Unexpectedly, whereas the presence of E. cuniculi genotype II in the feces of control groups of immunocompetent BALB/c mice in both acute and chronic phase of infection was detected intermittently thorough the whole experimental period, in experimental groups the excretion of E. cuniculi in feces was reduced for several days or disappeared, respectively, after inflammation induction. This phenomenon can be explained by concurrent increase of occurrence of E. cuniculi genotype II in foci of inflammation and disappearance of the parasite from the gastrointestinal tract towards organs outside the gastrointestinal tract as previously reported in albendazole treated mice.30,39,58

Conclusions

Based on our results we can conclude that the induction of inflammation had caused increased migration of E. cuniculi genotype II to inflammatory foci as the frequency of spores was not random but shifted in favor of the site of induced inflammation compared to control groups, where spores were accidental or spores or their specific DNA was not detected at all. It can be assumed that E. cuniculi genotype II could be secondarily transported to the site of inflammation with the contribution of immune cells participating in its formation. E. cuniculi are also able to survive for a long time in immunocompetent hosts without any clinical signs, under certain circumstances the infection may be reactivated after inflammation induction. However, the mechanisms of such migration as well as the vehicle cells and mechanism of infection reactivation remain speculative and need to be specified in detail.

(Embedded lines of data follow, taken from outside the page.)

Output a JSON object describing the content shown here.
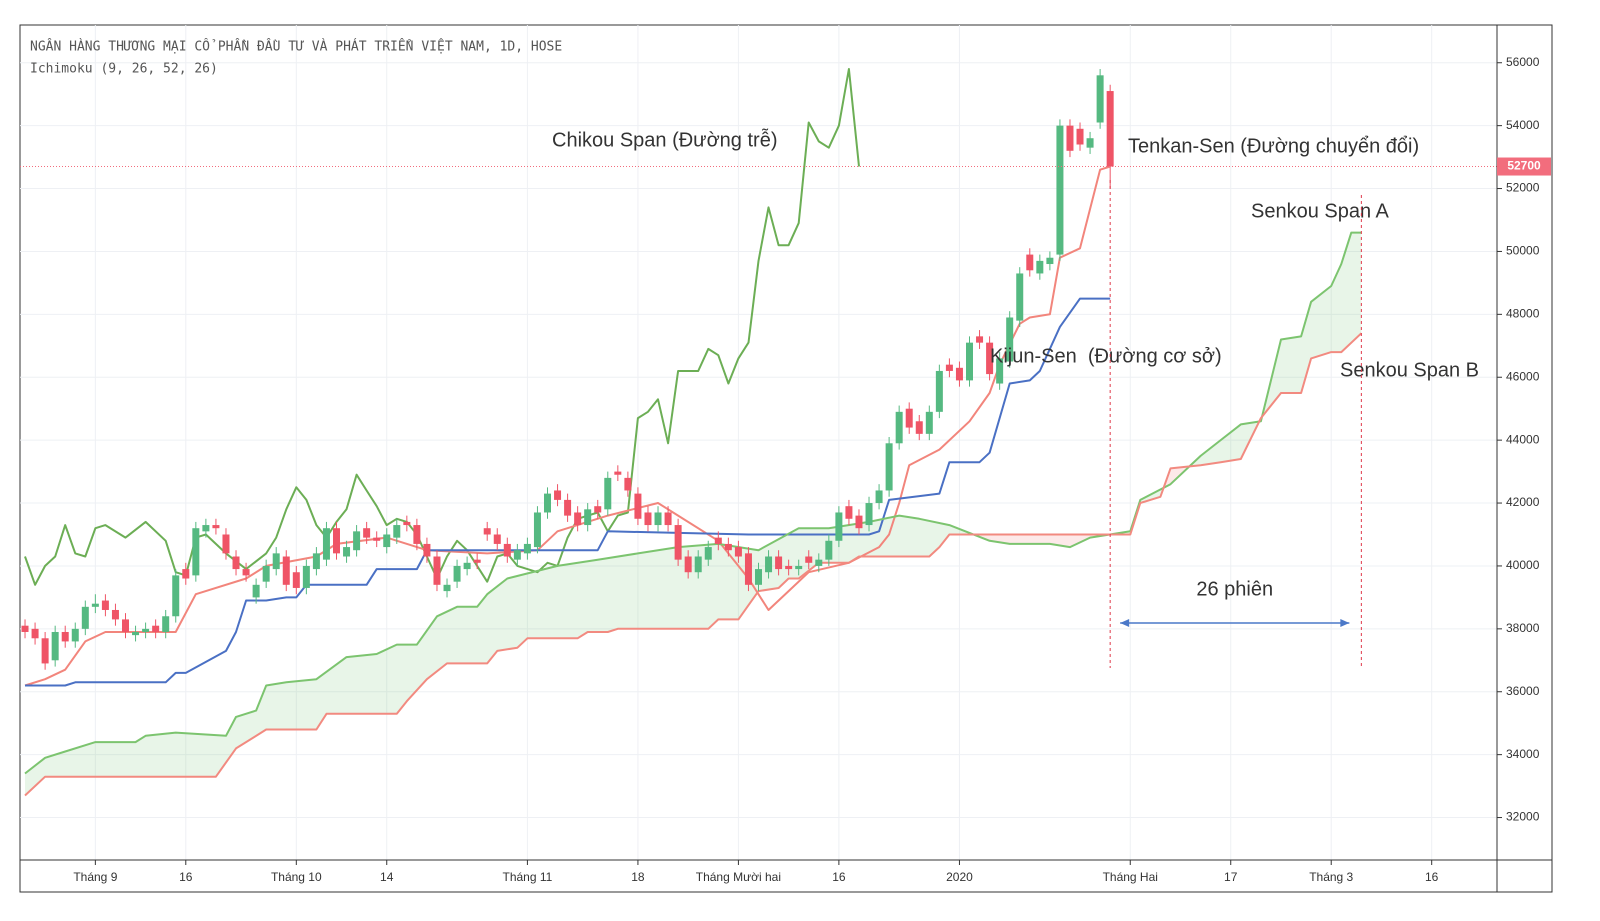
{
  "chart_data": {
    "type": "candlestick",
    "title": "NGÂN HÀNG THƯƠNG MẠI CỔ PHẦN ĐẦU TƯ VÀ PHÁT TRIỂN VIỆT NAM, 1D, HOSE",
    "subtitle": "Ichimoku (9, 26, 52, 26)",
    "xlim": [
      -0.5,
      146.5
    ],
    "xticks": [
      {
        "value": 7,
        "label": "Tháng 9"
      },
      {
        "value": 16,
        "label": "16"
      },
      {
        "value": 27,
        "label": "Tháng 10"
      },
      {
        "value": 36,
        "label": "14"
      },
      {
        "value": 50,
        "label": "Tháng 11"
      },
      {
        "value": 61,
        "label": "18"
      },
      {
        "value": 71,
        "label": "Tháng Mười hai"
      },
      {
        "value": 81,
        "label": "16"
      },
      {
        "value": 93,
        "label": "2020"
      },
      {
        "value": 110,
        "label": "Tháng Hai"
      },
      {
        "value": 120,
        "label": "17"
      },
      {
        "value": 130,
        "label": "Tháng 3"
      },
      {
        "value": 140,
        "label": "16"
      }
    ],
    "ylim": [
      30650,
      57200
    ],
    "yticks": [
      32000,
      34000,
      36000,
      38000,
      40000,
      42000,
      44000,
      46000,
      48000,
      50000,
      52000,
      54000,
      56000
    ],
    "grid": true,
    "last_price": 52700,
    "last_price_color": "#f26d7d",
    "span_label": "26 phiên",
    "candles": {
      "up_color": "#55b981",
      "down_color": "#ef5466",
      "open": [
        38100,
        38000,
        37700,
        37000,
        37900,
        37600,
        38000,
        38700,
        38900,
        38600,
        38300,
        37800,
        37900,
        38100,
        37900,
        38400,
        39900,
        39700,
        41100,
        41300,
        41000,
        40300,
        39900,
        39000,
        39500,
        39900,
        40300,
        39800,
        39300,
        39900,
        40200,
        41200,
        40300,
        40500,
        41200,
        40900,
        40600,
        40900,
        41400,
        41300,
        40700,
        40300,
        39200,
        39500,
        39900,
        40200,
        41200,
        41000,
        40700,
        40200,
        40400,
        40600,
        41700,
        42400,
        42100,
        41700,
        41300,
        41900,
        41800,
        43000,
        42800,
        42300,
        41700,
        41300,
        41700,
        41300,
        40300,
        39800,
        40200,
        40900,
        40700,
        40600,
        40400,
        39400,
        39800,
        40300,
        40000,
        39900,
        40300,
        40000,
        40200,
        40800,
        41900,
        41600,
        41300,
        42000,
        42400,
        43900,
        45000,
        44600,
        44200,
        44900,
        46400,
        46300,
        45900,
        47300,
        47100,
        45800,
        46500,
        47800,
        49900,
        49300,
        49600,
        49900,
        54000,
        53900,
        53300,
        54100,
        55100
      ],
      "high": [
        38300,
        38200,
        37900,
        38100,
        38100,
        38200,
        38900,
        39100,
        39100,
        38800,
        38500,
        38100,
        38200,
        38300,
        38600,
        39900,
        40100,
        41400,
        41500,
        41500,
        41200,
        40500,
        40100,
        39600,
        40200,
        40600,
        40500,
        40000,
        40200,
        40600,
        41400,
        41400,
        40800,
        41300,
        41400,
        41100,
        41200,
        41500,
        41600,
        41500,
        40900,
        40500,
        39600,
        40200,
        40300,
        40400,
        41400,
        41200,
        40900,
        40700,
        40900,
        41900,
        42500,
        42600,
        42300,
        41900,
        42000,
        42100,
        43000,
        43200,
        43000,
        42500,
        41900,
        41900,
        41900,
        41500,
        40500,
        40500,
        40800,
        41100,
        40900,
        40800,
        40600,
        40100,
        40500,
        40500,
        40200,
        40200,
        40500,
        40400,
        41000,
        41900,
        42100,
        41800,
        42200,
        42600,
        44100,
        45100,
        45200,
        44800,
        45100,
        46400,
        46600,
        46500,
        47300,
        47500,
        47300,
        46800,
        48100,
        49500,
        50100,
        49900,
        50000,
        54200,
        54200,
        54100,
        53800,
        55800,
        55300
      ],
      "low": [
        37700,
        37500,
        36700,
        36800,
        37400,
        37400,
        37800,
        38500,
        38400,
        38100,
        37700,
        37600,
        37700,
        37700,
        37700,
        38200,
        39400,
        39500,
        40900,
        41000,
        40200,
        39700,
        39500,
        38800,
        39300,
        39700,
        39200,
        39100,
        39100,
        39700,
        40000,
        40200,
        40100,
        40300,
        40700,
        40600,
        40400,
        40700,
        41100,
        40500,
        40100,
        39200,
        39000,
        39300,
        39700,
        39900,
        40800,
        40500,
        40100,
        40000,
        40200,
        40400,
        41500,
        41900,
        41400,
        41100,
        41100,
        41500,
        41600,
        42700,
        42200,
        41300,
        41100,
        41100,
        41100,
        40000,
        39600,
        39600,
        40000,
        40500,
        40300,
        40100,
        39200,
        39200,
        39600,
        39700,
        39700,
        39700,
        39900,
        39800,
        40000,
        40600,
        41300,
        41000,
        41100,
        41800,
        42200,
        43700,
        44200,
        44000,
        44000,
        44700,
        46000,
        45700,
        45700,
        46900,
        45900,
        45600,
        46300,
        47600,
        49200,
        49100,
        49400,
        49700,
        53000,
        53200,
        53100,
        53900,
        52000
      ],
      "close": [
        37900,
        37700,
        36900,
        37900,
        37600,
        38000,
        38700,
        38800,
        38600,
        38300,
        37900,
        37900,
        38000,
        37900,
        38400,
        39700,
        39600,
        41200,
        41300,
        41200,
        40400,
        39900,
        39700,
        39400,
        40000,
        40400,
        39400,
        39300,
        40000,
        40400,
        41200,
        40400,
        40600,
        41100,
        40900,
        40800,
        41000,
        41300,
        41300,
        40700,
        40300,
        39400,
        39400,
        40000,
        40100,
        40100,
        41000,
        40700,
        40300,
        40500,
        40700,
        41700,
        42300,
        42100,
        41600,
        41300,
        41800,
        41700,
        42800,
        42900,
        42400,
        41500,
        41300,
        41700,
        41300,
        40200,
        39800,
        40300,
        40600,
        40700,
        40500,
        40300,
        39400,
        39900,
        40300,
        39900,
        39900,
        40000,
        40100,
        40200,
        40800,
        41700,
        41500,
        41200,
        42000,
        42400,
        43900,
        44900,
        44400,
        44200,
        44900,
        46200,
        46200,
        45900,
        47100,
        47100,
        46100,
        46600,
        47900,
        49300,
        49400,
        49700,
        49800,
        54000,
        53200,
        53400,
        53600,
        55600,
        52700
      ]
    },
    "series": [
      {
        "name": "Chikou Span (Đường trễ)",
        "color": "#6cae55",
        "x": [
          0,
          1,
          2,
          3,
          4,
          5,
          6,
          7,
          8,
          10,
          12,
          14,
          15,
          16,
          17,
          18,
          20,
          22,
          24,
          25,
          26,
          27,
          28,
          29,
          30,
          31,
          32,
          33,
          34,
          35,
          36,
          37,
          38,
          39,
          40,
          41,
          42,
          43,
          44,
          46,
          47,
          48,
          49,
          50,
          51,
          52,
          53,
          54,
          55,
          57,
          58,
          59,
          60,
          61,
          62,
          63,
          64,
          65,
          66,
          67,
          68,
          69,
          70,
          71,
          72,
          73,
          74,
          75,
          76,
          77,
          78,
          79,
          80,
          81,
          82,
          83
        ],
        "values": [
          40300,
          39400,
          40000,
          40300,
          41300,
          40400,
          40300,
          41200,
          41300,
          40900,
          41400,
          40800,
          39800,
          39700,
          40900,
          41000,
          40400,
          39900,
          40400,
          40900,
          41800,
          42500,
          42100,
          41300,
          40900,
          41400,
          41800,
          42900,
          42400,
          41900,
          41300,
          41500,
          41400,
          41000,
          40300,
          39600,
          40300,
          40800,
          40500,
          39500,
          40300,
          40400,
          40000,
          39900,
          39800,
          40100,
          40000,
          40900,
          41500,
          41700,
          41100,
          41600,
          41700,
          44700,
          44900,
          45300,
          43900,
          46200,
          46200,
          46200,
          46900,
          46700,
          45800,
          46600,
          47100,
          49700,
          51400,
          50200,
          50200,
          50900,
          54100,
          53500,
          53300,
          54000,
          55800,
          52700
        ]
      },
      {
        "name": "Tenkan-Sen (Đường chuyển đổi)",
        "color": "#f2857c",
        "x": [
          0,
          2,
          4,
          6,
          8,
          15,
          17,
          22,
          24,
          29,
          31,
          36,
          40,
          46,
          51,
          53,
          58,
          63,
          65,
          69,
          72,
          74,
          76,
          78,
          82,
          85,
          86,
          87,
          88,
          91,
          94,
          96,
          97,
          99,
          100,
          102,
          103,
          105,
          107,
          108
        ],
        "values": [
          36200,
          36400,
          36700,
          37600,
          37900,
          37900,
          39100,
          39600,
          40000,
          40300,
          40700,
          40900,
          40500,
          40400,
          40500,
          41100,
          41600,
          42000,
          41600,
          40800,
          39600,
          38600,
          39200,
          39800,
          40100,
          40600,
          41000,
          42000,
          43200,
          43700,
          44600,
          45500,
          46400,
          47700,
          47900,
          48000,
          49800,
          50100,
          52600,
          52700
        ]
      },
      {
        "name": "Kijun-Sen  (Đường cơ sở)",
        "color": "#4a70c4",
        "x": [
          0,
          4,
          5,
          14,
          15,
          16,
          20,
          21,
          22,
          24,
          26,
          27,
          28,
          34,
          35,
          39,
          40,
          57,
          58,
          72,
          84,
          85,
          86,
          91,
          92,
          95,
          96,
          98,
          100,
          101,
          103,
          105,
          108
        ],
        "values": [
          36200,
          36200,
          36300,
          36300,
          36600,
          36600,
          37300,
          37900,
          38900,
          38900,
          39000,
          39000,
          39400,
          39400,
          39900,
          39900,
          40500,
          40500,
          41100,
          41000,
          41000,
          41100,
          42100,
          42300,
          43300,
          43300,
          43600,
          45800,
          45900,
          46200,
          47600,
          48500,
          48500
        ]
      },
      {
        "name": "Senkou Span A",
        "color": "#7cc46f",
        "x": [
          0,
          2,
          4,
          7,
          11,
          12,
          15,
          20,
          21,
          23,
          24,
          26,
          29,
          32,
          35,
          37,
          39,
          41,
          43,
          45,
          46,
          48,
          53,
          57,
          61,
          65,
          69,
          73,
          77,
          80,
          84,
          87,
          89,
          92,
          96,
          98,
          102,
          104,
          106,
          110,
          111,
          114,
          117,
          119,
          121,
          123,
          125,
          127,
          128,
          130,
          131,
          132,
          133
        ],
        "values": [
          33400,
          33900,
          34100,
          34400,
          34400,
          34600,
          34700,
          34600,
          35200,
          35400,
          36200,
          36300,
          36400,
          37100,
          37200,
          37500,
          37500,
          38400,
          38700,
          38700,
          39100,
          39600,
          40000,
          40200,
          40400,
          40600,
          40700,
          40500,
          41200,
          41200,
          41400,
          41600,
          41500,
          41300,
          40800,
          40700,
          40700,
          40600,
          40900,
          41100,
          42100,
          42600,
          43500,
          44000,
          44500,
          44600,
          47200,
          47300,
          48400,
          48900,
          49600,
          50600,
          50600
        ]
      },
      {
        "name": "Senkou Span B",
        "color": "#f28a80",
        "x": [
          0,
          2,
          19,
          21,
          24,
          29,
          30,
          37,
          38,
          40,
          42,
          46,
          47,
          49,
          50,
          55,
          56,
          58,
          59,
          68,
          69,
          71,
          73,
          75,
          76,
          77,
          79,
          82,
          83,
          90,
          91,
          92,
          110,
          111,
          113,
          114,
          117,
          119,
          121,
          123,
          125,
          127,
          128,
          130,
          131,
          133
        ],
        "values": [
          32700,
          33300,
          33300,
          34200,
          34800,
          34800,
          35300,
          35300,
          35700,
          36400,
          36900,
          36900,
          37300,
          37400,
          37700,
          37700,
          37900,
          37900,
          38000,
          38000,
          38300,
          38300,
          39200,
          39300,
          39600,
          39600,
          40100,
          40100,
          40300,
          40300,
          40600,
          41000,
          41000,
          42000,
          42200,
          43100,
          43200,
          43300,
          43400,
          44700,
          45500,
          45500,
          46600,
          46800,
          46800,
          47400
        ]
      }
    ],
    "cloud_colors": [
      "rgba(110,190,110,0.16)",
      "rgba(240,120,120,0.16)"
    ]
  }
}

The elucidation of possible connection with pro-inflammatory immune responses, addressing the tissue specificity and the mechanisms of transfer to target tissues represent an important challenge with potential consequences for human health and brings novel insight into microsporidia problematic and developing reliable preventive and therapeutic strategies.

Funding

The study was supported by grants from the Grant Agency of the Czech Republic (17-12871S and 20-10706S).

Disclosure

The authors report no conflicts of interest in this work.